Another governors son was Adam Stanton. He lived in his fathers mansion many years after his passing, and romanticized the values his father had laid during his lifetime. Jack Burden described Adam as a man raised to have a picture of the world in his head, and when it doesnt conform in any respect to the picture, he wants to throw the world away. (pg. 371) Adam Stanton saw himself as a part of a legacy of great men, the son of Governor Stanton, and the grandson of Judge Peyton Stanton and the great-grandson of General Morgan Stanton (pg. 370) he idealized the system they had established. He did not want to work for Willie Stark who he found to be corrupt. He wanted to do as his father had done, and spread righteousness and justice. When he found about Governor Stanton illegally protecting the judge, his world was shattered. That created a change in Adam.

The relationships formed in this story are similar and different, right and wrong. They are about men who wanted the best and caught themselves in evil.

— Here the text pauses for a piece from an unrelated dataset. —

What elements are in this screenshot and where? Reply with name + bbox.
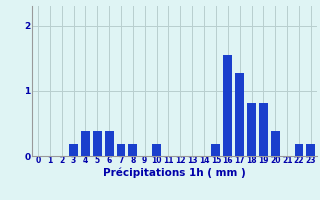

The relationship formed between a son who so badly wanted a father, and a father who was so distraught from the past, that he could not care for his son. Another father who so much loved that son, he chose to protect his son with the secret of his creation; a father who was the silent protector but never received the title he deserved. The relationship between a father who was born with so little, he wanted to give his son the world; a father who wanted his son to experience the greatest glories, that he never set boundaries, thus destroying his son. The relationship formed between a father who established a life of success and value; that raised a son to want to live to those standards, and who was crushed when he came to understand that all humans do evil. We watch these relationships change during the course of their lives, to grow and crumble. All of these characters were intertwined, with Jack at the base of everything. He absorbed the love that surrounded him, but kept within himself, afraid to truly love.